Since September 2011, the following three novel characteristics of the theoretical, intellectual and publishing sector of Russia’s post-Soviet ‘uncivil society’ have emerged:
• the emergence of new umbrella organizations, above all the Izborsk Club, covering a larger range of extremely right-wing intellectuals than earlier.
• a prominent incorporation or even leading role in these broad coalitions of as extreme a fascist theoretician as Aleksandr Dugin, and
• a link of the Izborsk Club, in particular, to the President and government of the Russian Federation, above all via the membership of Putin’s prominent economic advisor Sergei Glazyev.
Earlier umbrella organizations
To be sure, there had been earlier attempts to create umbrella organizations for ultra-nationalist intellectuals, and occasional links between the extreme right and the highest echelons of power. Aleksandr Dugin, for instance, created in 2001 the Eurasia Movement, now called the International Eurasian Movement (IEM), that, since its foundation, mentioned in its list of Highest Council members certain other rabidly anti-Western publicists like, for instance, army newspaper Krasnaia Zvezda (Red Star) editor Nikolai Efimov. Notably, the Highest Council of Dugin’s movement included also a number of non-extremist high-ranking officials of the Russian presidential apparatus, government and parliament. In addition, there seems to be a rather close link between Dugin and the Presidential Administration official Ivan Demidov, and there have been rumors about a long-term connection between Dugin and Putin’s KGB buddy from Soviet times and current Russian government official, Viktor Cherkesov.

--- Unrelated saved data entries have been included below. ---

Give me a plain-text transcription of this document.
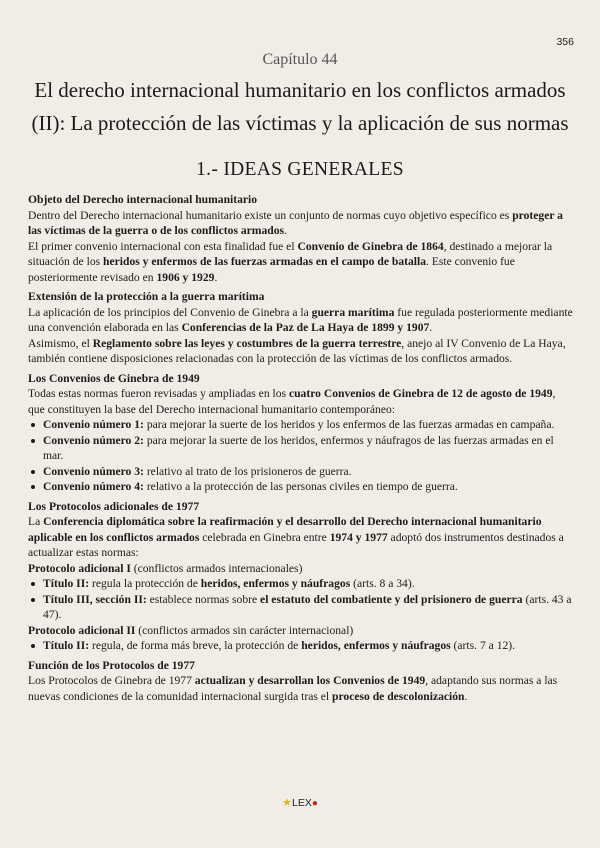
356
Capítulo 44
El derecho internacional humanitario en los conflictos armados
(II): La protección de las víctimas y la aplicación de sus normas
1.- IDEAS GENERALES

Objeto del Derecho internacional humanitario

Dentro del Derecho internacional humanitario existe un conjunto de normas cuyo objetivo específico es proteger a las víctimas de la guerra o de los conflictos armados.

El primer convenio internacional con esta finalidad fue el Convenio de Ginebra de 1864, destinado a mejorar la situación de los heridos y enfermos de las fuerzas armadas en el campo de batalla. Este convenio fue posteriormente revisado en 1906 y 1929.

Extensión de la protección a la guerra marítima

La aplicación de los principios del Convenio de Ginebra a la guerra marítima fue regulada posteriormente mediante una convención elaborada en las Conferencias de la Paz de La Haya de 1899 y 1907.

Asimismo, el Reglamento sobre las leyes y costumbres de la guerra terrestre, anejo al IV Convenio de La Haya, también contiene disposiciones relacionadas con la protección de las víctimas de los conflictos armados.

Los Convenios de Ginebra de 1949

Todas estas normas fueron revisadas y ampliadas en los cuatro Convenios de Ginebra de 12 de agosto de 1949, que constituyen la base del Derecho internacional humanitario contemporáneo:

Convenio número 1: para mejorar la suerte de los heridos y los enfermos de las fuerzas armadas en campaña.
Convenio número 2: para mejorar la suerte de los heridos, enfermos y náufragos de las fuerzas armadas en el mar.
Convenio número 3: relativo al trato de los prisioneros de guerra.
Convenio número 4: relativo a la protección de las personas civiles en tiempo de guerra.

Los Protocolos adicionales de 1977

La Conferencia diplomática sobre la reafirmación y el desarrollo del Derecho internacional humanitario aplicable en los conflictos armados celebrada en Ginebra entre 1974 y 1977 adoptó dos instrumentos destinados a actualizar estas normas:

Protocolo adicional I (conflictos armados internacionales)

Título II: regula la protección de heridos, enfermos y náufragos (arts. 8 a 34).
Título III, sección II: establece normas sobre el estatuto del combatiente y del prisionero de guerra (arts. 43 a 47).

Protocolo adicional II (conflictos armados sin carácter internacional)

Título II: regula, de forma más breve, la protección de heridos, enfermos y náufragos (arts. 7 a 12).

Función de los Protocolos de 1977

Los Protocolos de Ginebra de 1977 actualizan y desarrollan los Convenios de 1949, adaptando sus normas a las nuevas condiciones de la comunidad internacional surgida tras el proceso de descolonización.

★LEX●
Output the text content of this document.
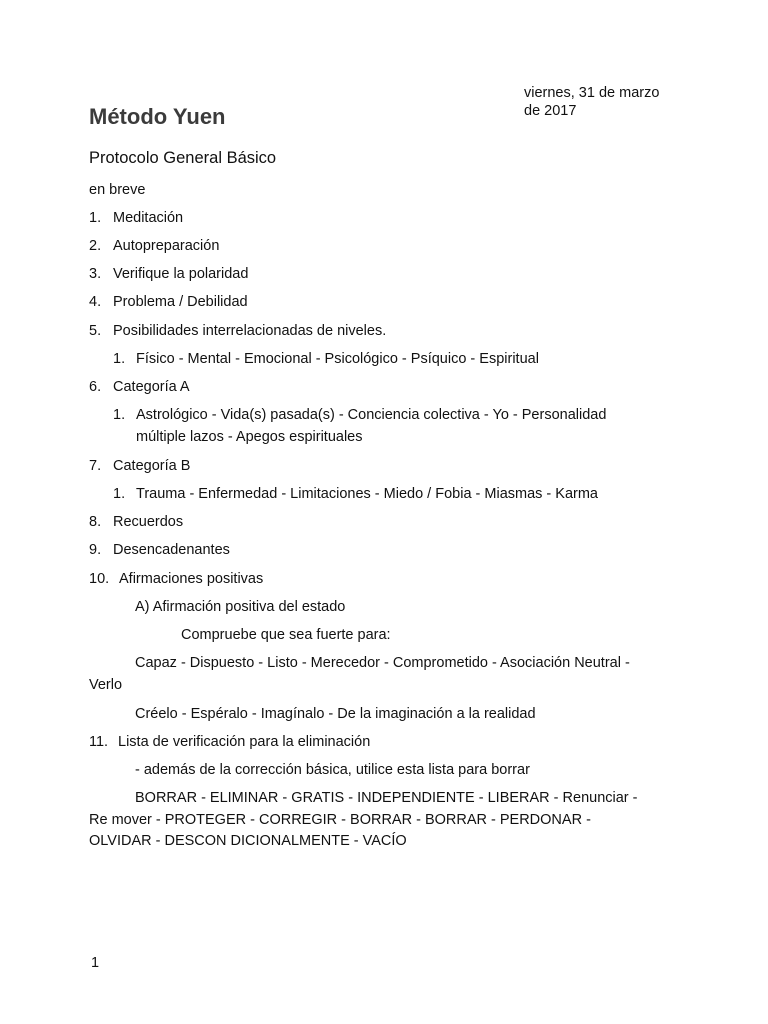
viernes, 31 de marzo
de 2017
Método Yuen
Protocolo General Básico
en breve
1. Meditación
2. Autopreparación
3. Verifique la polaridad
4. Problema / Debilidad
5. Posibilidades interrelacionadas de niveles.
1. Físico - Mental - Emocional - Psicológico - Psíquico - Espiritual
6. Categoría A
1. Astrológico - Vida(s) pasada(s) - Conciencia colectiva - Yo - Personalidad
múltiple lazos - Apegos espirituales
7. Categoría B
1. Trauma - Enfermedad - Limitaciones - Miedo / Fobia - Miasmas - Karma
8. Recuerdos
9. Desencadenantes
10. Afirmaciones positivas
A) Afirmación positiva del estado
Compruebe que sea fuerte para:
Capaz - Dispuesto - Listo - Merecedor - Comprometido - Asociación Neutral -
Verlo
Créelo - Espéralo - Imagínalo - De la imaginación a la realidad
11. Lista de verificación para la eliminación
- además de la corrección básica, utilice esta lista para borrar
BORRAR - ELIMINAR - GRATIS - INDEPENDIENTE - LIBERAR - Renunciar -
Re mover - PROTEGER - CORREGIR - BORRAR - BORRAR - PERDONAR -
OLVIDAR - DESCON DICIONALMENTE - VACÍO
1
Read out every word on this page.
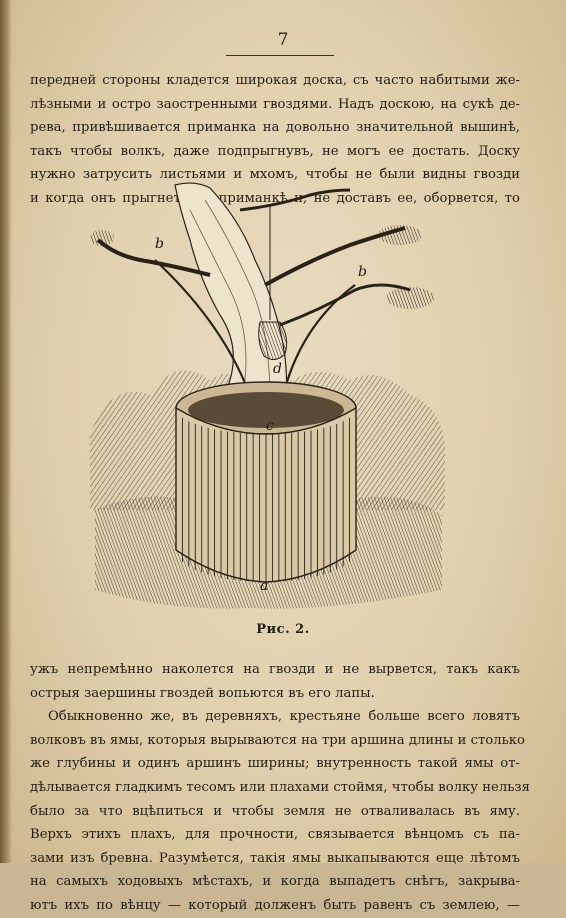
7
передней стороны кладется широкая доска, съ часто набитыми же-
лѣзными и остро заостренными гвоздями. Надъ доскою, на сукѣ де-
рева, привѣшивается приманка на довольно значительной вышинѣ,
такъ чтобы волкъ, даже подпрыгнувъ, не могъ ее достать. Доску
нужно затрусить листьями и мхомъ, чтобы не были видны гвозди
и когда онъ прыгнетъ къ приманкѣ и, не доставъ ее, оборвется, то
b
b
d
c
a
Рис. 2.
ужъ непремѣнно наколется на гвозди и не вырвется, такъ какъ
острыя заершины гвоздей вопьются въ его лапы.
Обыкновенно же, въ деревняхъ, крестьяне больше всего ловятъ
волковъ въ ямы, которыя вырываются на три аршина длины и столько
же глубины и одинъ аршинъ ширины; внутренность такой ямы от-
дѣлывается гладкимъ тесомъ или плахами стоймя, чтобы волку нельзя
было за что вцѣпиться и чтобы земля не отваливалась въ яму.
Верхъ этихъ плахъ, для прочности, связывается вѣнцомъ съ па-
зами изъ бревна. Разумѣется, такія ямы выкапываются еще лѣтомъ
на самыхъ ходовыхъ мѣстахъ, и когда выпадетъ снѣгъ, закрыва-
ютъ ихъ по вѣнцу — который долженъ быть равенъ съ землею, —
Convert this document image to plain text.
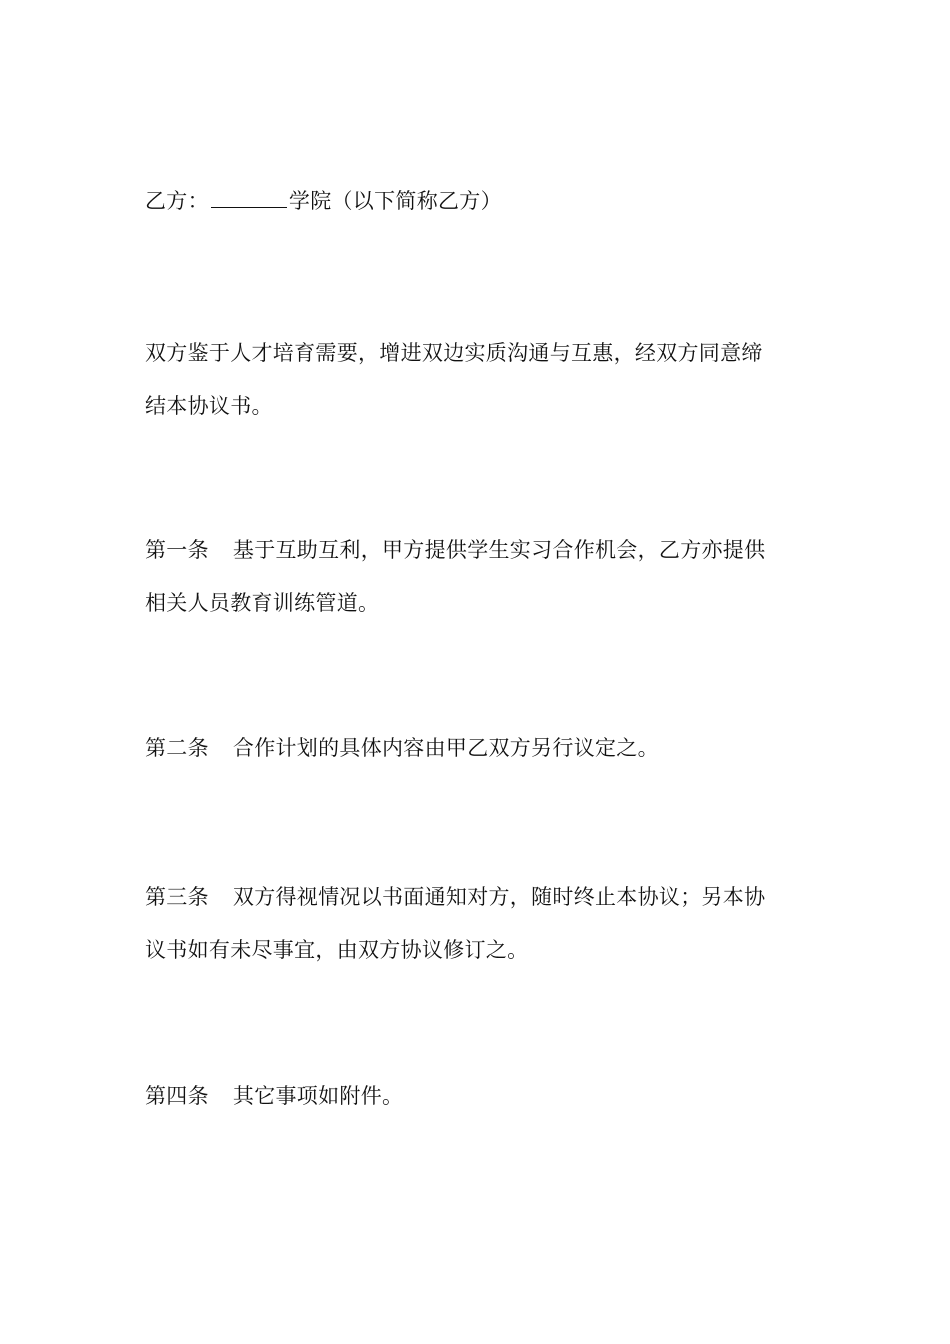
乙方：	学院（以下简称乙方）

双方鉴于人才培育需要，增进双边实质沟通与互惠，经双方同意缔
结本协议书。

第一条 基于互助互利，甲方提供学生实习合作机会，乙方亦提供
相关人员教育训练管道。

第二条 合作计划的具体内容由甲乙双方另行议定之。

第三条 双方得视情况以书面通知对方，随时终止本协议；另本协
议书如有未尽事宜，由双方协议修订之。

第四条 其它事项如附件。
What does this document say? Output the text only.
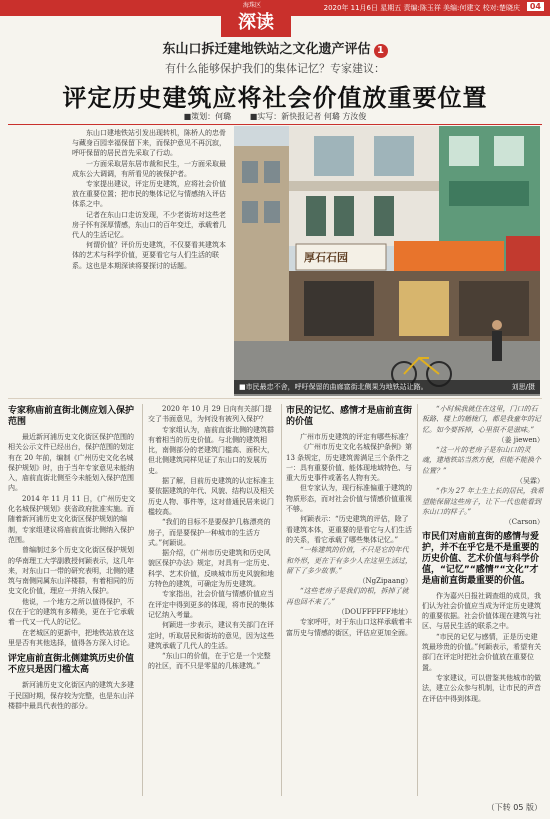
深读
海珠区	2020年 11月6日 星期五 责编:陈玉祥 美编:何建文 校对:楚晓庆	04
东山口拆迁建地铁站之文化遗产评估 1
有什么能够保护我们的集体记忆？专家建议：
评定历史建筑应将社会价值放重要位置
■策划：何璐 ■实写：新快报记者 何璐 方汝俊

东山口建地铁站引发出现转机，陈桥人的忠骨与藏身百园幸福保留下来，而保护意见不再沉寂，呼吁保留的居民首先采取了行动。

一方面采取居东居市裁和民生，一方面采取最成东公大调调，有所看见的被保护者。

专家提出建议，评定历史建筑，应将社会价值放在重要位置；把市民的集体记忆与情感纳入评估体系之中。

记者在东山口走访发现，不少老街坊对这些老房子怀有深厚情感，东山口的百年变迁，承载着几代人的生活记忆。

何谓价值？评价历史建筑，不仅要看其建筑本体的艺术与科学价值，更要看它与人们生活的联系。这也是本期深读将要探讨的话题。

厚石石园
■市民最忠不舍，呼吁保留的曲廊富街北侧果为地铁站让路。	刘思/摄
专家称庙前直街北侧应划入保护范围

最近新河浦历史文化街区保护范围的相关公示文件已经出台，保护范围的划定有在 20 年前，编制《广州历史文化名城保护规划》时，由于当年专家意见未能纳入，庙前直街北侧至今未能划入保护范围内。

2014 年 11 月 11 日，《广州历史文化名城保护规划》获省政府批准实施。而随着新河浦历史文化街区保护规划的编制，专家组建议将庙前直街北侧纳入保护范围。

曾编制过多个历史文化街区保护规划的华南理工大学副教授何颖表示，这几年来，对东山口一带的研究表明，北侧的建筑与南侧同属东山洋楼群，有着相同的历史文化价值，理应一并纳入保护。

他说，一个地方之所以值得保护，不仅在于它的建筑有多精美，更在于它承载着一代又一代人的记忆。

在老城区的更新中，把地铁站放在这里是否有其他选择，值得各方深入讨论。

评定庙前直街北侧建筑历史价值不应只是因门槛太高

新河浦历史文化街区内的建筑大多建于民国时期，保存较为完整，也是东山洋楼群中最具代表性的部分。

2020 年 10 月 29 日向有关部门提交了书面意见，为何没有被列入保护？

专家组认为，庙前直街北侧的建筑群有着相当的历史价值。与北侧的建筑相比，南侧部分的老建筑门槛高、面积大，但北侧建筑同样见证了东山口的发展历史。

据了解，目前历史建筑的认定标准主要依据建筑的年代、风貌、结构以及相关历史人物、事件等，这对普通民居来说门槛较高。

“我们的目标不是要保护几栋漂亮的房子，而是要保护一种城市的生活方式。”何颖说。

据介绍，《广州市历史建筑和历史风貌区保护办法》规定，对具有一定历史、科学、艺术价值，反映城市历史风貌和地方特色的建筑，可确定为历史建筑。

专家指出，社会价值与情感价值应当在评定中得到更多的体现，将市民的集体记忆纳入考量。

何颖进一步表示，建议有关部门在评定时，听取居民和街坊的意见，因为这些建筑承载了几代人的生活。

“东山口的价值，在于它是一个完整的社区，而不只是零星的几栋建筑。”

市民的记忆、感情才是庙前直街的价值

广州市历史建筑的评定有哪些标准？

《广州市历史文化名城保护条例》第 13 条规定，历史建筑需满足三个条件之一：具有重要价值、能体现地域特色、与重大历史事件或著名人物有关。

但专家认为，现行标准偏重于建筑的物质形态，而对社会价值与情感价值重视不够。

何颖表示：“历史建筑的评估，除了看建筑本体，更重要的是看它与人们生活的关系，看它承载了哪些集体记忆。”

“一栋建筑的价值，不只是它的年代和外形，更在于有多少人在这里生活过，留下了多少故事。”

（NgZipaang）

“这些老房子是我们的根，拆掉了就再也回不来了。”

（DOUFFFFFF地址）

专家呼吁，对于东山口这样承载着丰富历史与情感的街区，评估应更加全面。

“小时候我就住在这里，门口的石板路、楼上的趟栊门，都是我童年的记忆。如今要拆掉，心里很不是滋味。”

（姜 jiewen）

“这一片的老房子是东山口的灵魂，建地铁站当然方便，但能不能换个位置？”

（吴霖）

“作为 27 年土生土长的居民，我希望能保留这些房子，让下一代也能看到东山口的样子。”

（Carson）

市民们对庙前直街的感情与爱护，并不在乎它是不是重要的历史价值、艺术价值与科学价值，“记忆”“感情”“文化”才是庙前直街最重要的价值。

作为嘉兴日报社调查组的成员，我们认为社会价值应当成为评定历史建筑的重要依据。社会价值体现在建筑与社区、与居民生活的联系之中。

“市民的记忆与感情，正是历史建筑最珍贵的价值。”何颖表示，希望有关部门在评定时把社会价值放在重要位置。

专家建议，可以借鉴其他城市的做法，建立公众参与机制，让市民的声音在评估中得到体现。

（下转 05 版）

Dugin’s connections into the executive branch of the Russian state have been and are certainly impressive and multifarious. But, nevertheless, Dugin was, until recently, a relatively isolated figure within the right-wing extremist intellectual scene somewhat reminding Vladimir Zhirinovskii’s once similarly isolated position within Russian ultra-nationalist party politics. Most independent Russian ultra-nationalists had been keeping a distance to the SS admirer.
Banier van de Euraziatische Jeugdbeweging
Izborsk Club
Against this background, the Izborsk Club, if it continues to exist, constitutes a new stage in the development of Dugin’s position within the extreme right, in particular, and the evolution of Russian right-wing extremist intellectualism, in general. Dugin’s prominent inclusion into this club as well as into Sergey Kurginian’s Committee is marking a new level in (a) the consolidation of Russian extreme right, as a movement, and (b) its penetration of the Russian state and society. These developments can be seen as repercussions of the considerable increase of Dugin’s prestige, in Russian society, as a result of his 2009 appointment as Moscow State University professor. Via the Anti-Orange Committee and especially via the Izborsk Club as well as via other channels, Dugin, continuing his coded propagation of neo-Nazism, has now found his way into the mainstream of Russian right-wing extremist intellectualism.
The combination of these features constitutes an explosive cocktail that by 2013 had created considerable risks for US-Russian relations in particular, and international security, in general. Arguably, the 2011-2013 tendencies in Russia’s radical right contributed to the escalation of the Western-Russian confrontation and public legitimization of Russia’s intervention in Ukraine in 2014.